AFF

Storage Latency - Shifting Bottleneck

NickSousa
2,925 Views

Enterprise SSDs are delivering around 500+ MB/s, and NVMe SSDs are 10x faster, and 3D XPoint are 1000x faster.

 

Originally SANs were designed with hard disk drives in mind, which meant that the bottleneck was the spinning disks. With SSDs becoming exponentially faster, where is the bottleneck being shifted to? The controllers CPU?

 

Also is the diagram below accurate? What amount of latency is introduced in each layer of this stack?

 

 

Storage Stack

2 REPLIES 2

AlexDawson
2,896 Views

A very detailed question Nick, and I think you'll find there's no "right" answer to the question of where the bottleneck is now. As a data management vendor that sells SAN/NAS products, I think you'll find we generally wouldn't want to describe any of our products as being a bottleneck - it's more a question of where the cost/benefit means that there is a throughput maximum for an implemented configuration.

 

For example, our new AFF A800 system has 100GBit connectivity, and if you scale it out and have an optimized workload, 300GBit data throughput at sub millisecond latency is within reach, at which point, it re-enforces the usual response to questions of "how fast is your system?" with another question - "just how fast do you want it?", or more usually, "how much is making this storage faster worth to your business?"

 

So obviously, with any config, there is a point where no more throughput is possible, and it might be the servers, or it might be the storage, or it might even be the application. As a storage architect, you need to understand roughly what it would be, and as with your diagram below, where might the latency come from. Access patterns and data volume also relate to latency - for example, you might get 100,000 IOPs at 1ms, or 150,000 IOPs at 2ms latency from a generic system.

 

Specifically on your diagram, I'd usually fold 11/12 together, and 4, 5 and 6 too. Realistically, you'd fold 7-10 together for most purposes too, leaving you with needing to understand latency from a vmware host level, a SAN/NAS controller level, and a SAN/NAS backend storage level.

 

Inside vmware, you should be talking microseconds,

between vmware and the SAN/NAS, you're talking milliseconds for most protocols (although our new NVMeOF protocol has microsecond latency, but it isn't meant for vmware)

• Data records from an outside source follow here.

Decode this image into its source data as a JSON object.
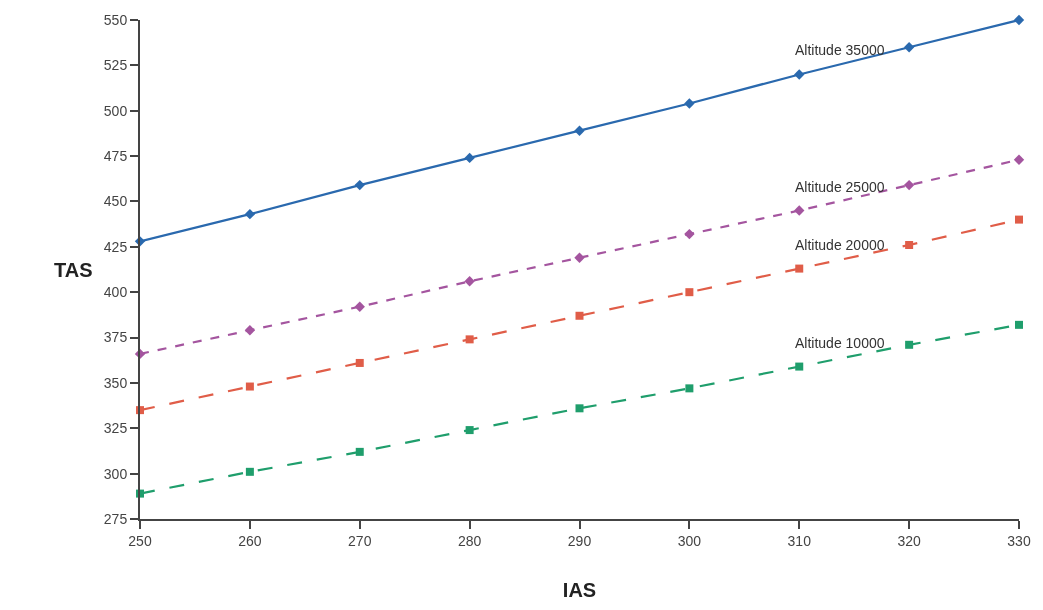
{
  "chart_data": {
    "type": "line",
    "xlabel": "IAS",
    "ylabel": "TAS",
    "x": [
      250,
      260,
      270,
      280,
      290,
      300,
      310,
      320,
      330
    ],
    "series": [
      {
        "name": "Altitude 35000",
        "color": "#2a69ae",
        "marker": "diamond",
        "line_style": "solid",
        "values": [
          428,
          443,
          459,
          474,
          489,
          504,
          520,
          535,
          550
        ]
      },
      {
        "name": "Altitude 25000",
        "color": "#a4559f",
        "marker": "diamond",
        "line_style": "dotted",
        "values": [
          366,
          379,
          392,
          406,
          419,
          432,
          445,
          459,
          473
        ]
      },
      {
        "name": "Altitude 20000",
        "color": "#e05d48",
        "marker": "square",
        "line_style": "dashed",
        "values": [
          335,
          348,
          361,
          374,
          387,
          400,
          413,
          426,
          440
        ]
      },
      {
        "name": "Altitude 10000",
        "color": "#1f9e6c",
        "marker": "square",
        "line_style": "dashed",
        "values": [
          289,
          301,
          312,
          324,
          336,
          347,
          359,
          371,
          382
        ]
      }
    ],
    "xlim": [
      250,
      330
    ],
    "xticks": [
      250,
      260,
      270,
      280,
      290,
      300,
      310,
      320,
      330
    ],
    "ylim": [
      275,
      550
    ],
    "yticks": [
      275,
      300,
      325,
      350,
      375,
      400,
      425,
      450,
      475,
      500,
      525,
      550
    ]
  }
}
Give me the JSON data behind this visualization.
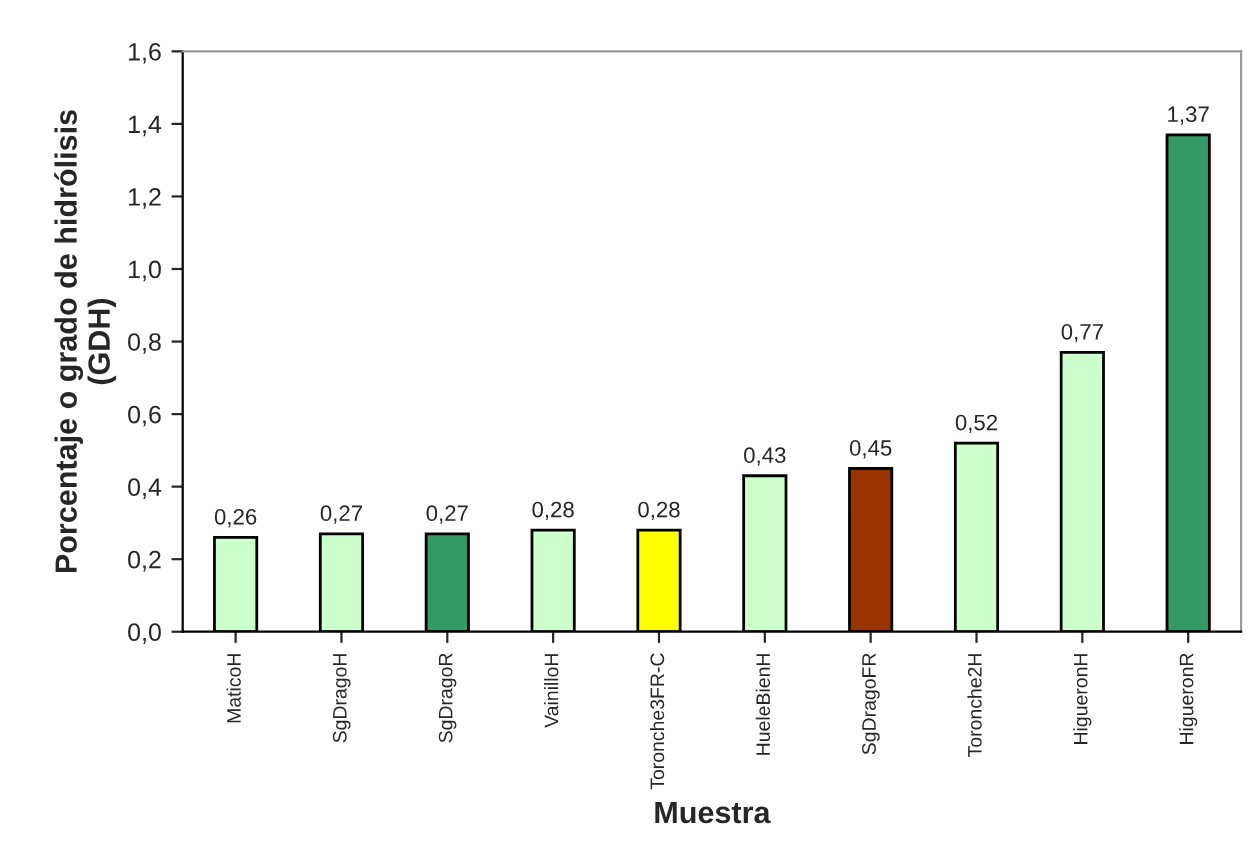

and then to get data from the SAN/NAS device backend or cache, you're also talking a very small number of milliseconds, for flash devices.

 

Our blog post on the AFF A800 details some very very fast speeds and feeds, for your interest - https://www.netapp.com/us/products/storage-systems/all-flash-array/nvme.aspx

 

Hope this helps!

NickSousa
2,868 Views

There are different workloads, but broadly speaking we can probably group them into "latency focused" (real time transaction processing) or "throughput focused" (big data) IO.

I'm trying to understand where the bottlenecks will be for FC SANs and hyperconverged infrastructure for each of these workloads, now that SSDs are becoming more popular.

FC SAN
For real time transaction processing using all flash arrays, will the bottleneck be the controller CPU?
For big data processing, will the bottleneck be the FC HBAs? (it would take only 2 drives to saturate a 10GbE ethernet network or 4 drives to saturate a 16Gb/s FC network)

Hyperconverged
For real time transaction processing using all flash arrays, will the bottleneck be the VSA/in-kernel controller CPU?
For big data processing, will the bottleneck be the 10/40/100 GbE uplinks?